Uma das nossas formas preferidas de viajar é fazer uma mala e partir sem destino, pelo puro prazer da aventura e do desconhecido. Às vezes corre bem e outras nem tanto. A nossa estadia na Casa do Plátano, em Arraiolos, estava-nos destinada sem o sabermos. Quando saímos de Lisboa no ventura-móbil, resolvemos rumar à lindíssima Serra da Ossa, esperando poder pernoitar no fantástico Hotel Convento de São Paulo, onde a S. já havia ficado em tempos. Para nosso azar, um grande casamento logo à entrada fazia adivinhar o pior: não havia quartos disponíveis. Demos voltas e mais voltas, e mais voltas, e mais voltas, e começámos a ficar frustrados pois todos os sítios que encontrávamos e gostávamos já estavam completamente reservados (viajar em alturas de pandemia torna tudo mais difícil). Para piorar, eram quase 19h e a rabujice da fome (especialmente na S., começava a manifestar-se). A S. já estava por tudo, incluindo regressar a casa, mas numa derradeira tentativa sugeriu experimentar a Pousada Convento de Arraiolos. Apesar de resmungar quando o S. não se mostrou muito receptivo, concordámos que pagar tanto por apenas algumas horas sem poder aproveitar o sítio em todo o seu esplendor não era a melhor ideia. Assim, num esforço que parecia predestinado, encontrámos a Casa do Plátano com boas recomendações e, milagre, com um quarto disponível. Não houve discussão – rumámos à pequena vila de Arraiolos e depois de algum tempo para conseguir estacionar perto do alojamento, demos descanso ao ventura-móbil e dirigimo-nos para a entrada.

Ficámos agradavelmente surpreendidos. Uma casa antiga recuperada numa praça central agradável, com um ar elegante, caiada de branco e com um grande portão verde convidativo.
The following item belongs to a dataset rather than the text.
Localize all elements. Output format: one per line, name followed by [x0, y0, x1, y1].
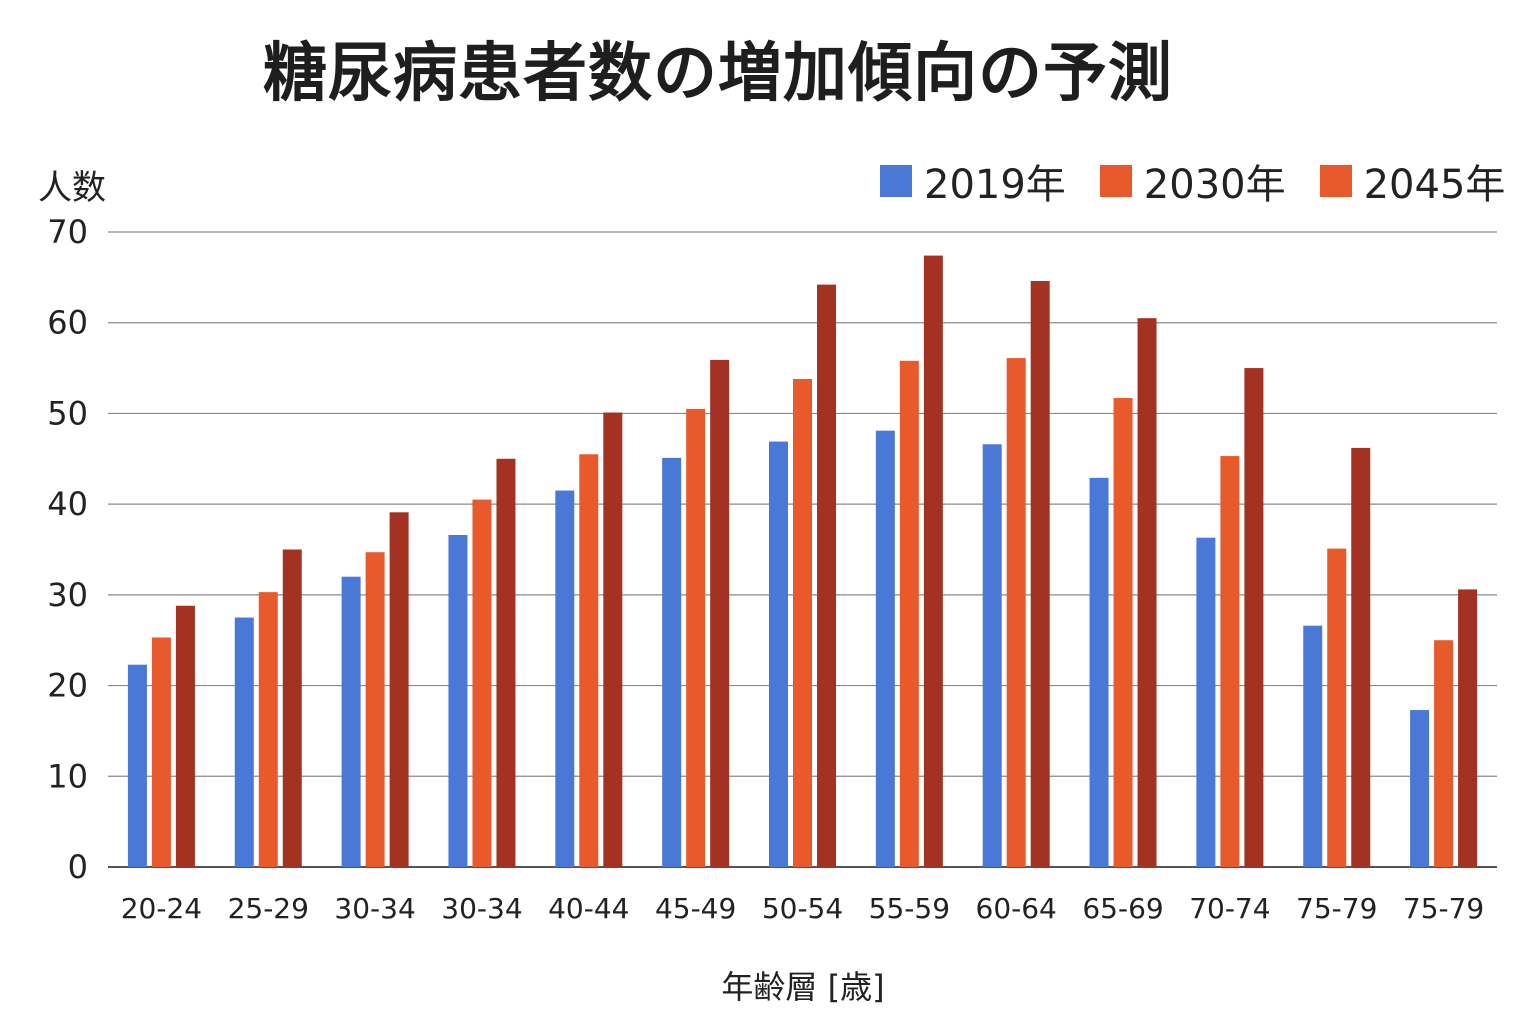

Tocámos e fomos recebidos por uma simpática senhora de sorriso aberto, que se apressou a convidar-nos a entrar. Mesmo sendo já noite cerrada, deu para perceber que o pátio interior era um sítio com bom gosto, incluindo uma pequena piscina e mesas para refeições.

O interior revelou-se um pouco menos apaixonante do que o exterior, algo datado apesar de indiscutivelmente bem cuidado. A decoração do nosso quarto era um pouco berrante para o nosso gosto, e a casa de banho algo pequena, mas estava tudo muito limpo e o sítio era bastante calmo e silencioso, como desejávamos depois de um dia desgastante. Perguntámos à solícita anfitriã se recomendava algum sítio para jantar pois estávamos esfomeados, e esta sugeriu-nos um bom restaurante (não abundam na vila), que podem conhecer aqui. De resto, foi uma noite algo atribulada pois o colchão era um pouco mole e a luz berrante do sinal de “saída” mesmo em frente à cama mostrou-se uma tortura para a S., que não consegue dormir com qualquer vislumbre de claridade. Felizmente, o S. é um homem engenhoso e conseguiu tapar a luz irritante atirando uma camisola, enquanto a S. orientava a operação resmungando da cama.

Pedimos um quarto com boa vista e foi o que nos deram. Ao acordar de manhã e abrir a janela, não podíamos ter pedido melhor quadro: directo para o Castelo de Arraiolos, com vista para  pequena piscina, e em frente de um jardim bem cuidado, coberto de plátanos. Ficámos a contemplar aquela pintura algum tempo. Que maravilha.

Com a vista a fazer abrir o apetite, descermos para a sala do pequeno-almoço. Esta não era muito ampla, mas revelou-se suficiente pois devido às medidas impostas pela pandemia, era apenas possível acomodar quatro pessoas de cada vez. Havia também um espaço exterior, mas fazia demasiado frio. O pequeno-almoço em si era simples e pouco variado mas com qualidade e com o essencial: fruta fresca, sumo natural, pão, croissants e café.

Em suma, apesar dos quartos pedirem uma remodelação, a cerca de 70 euros por noite, recomendamos muito este espaço, pela localização excelente, simpatia e acolhimento generoso de quem nos recebeu.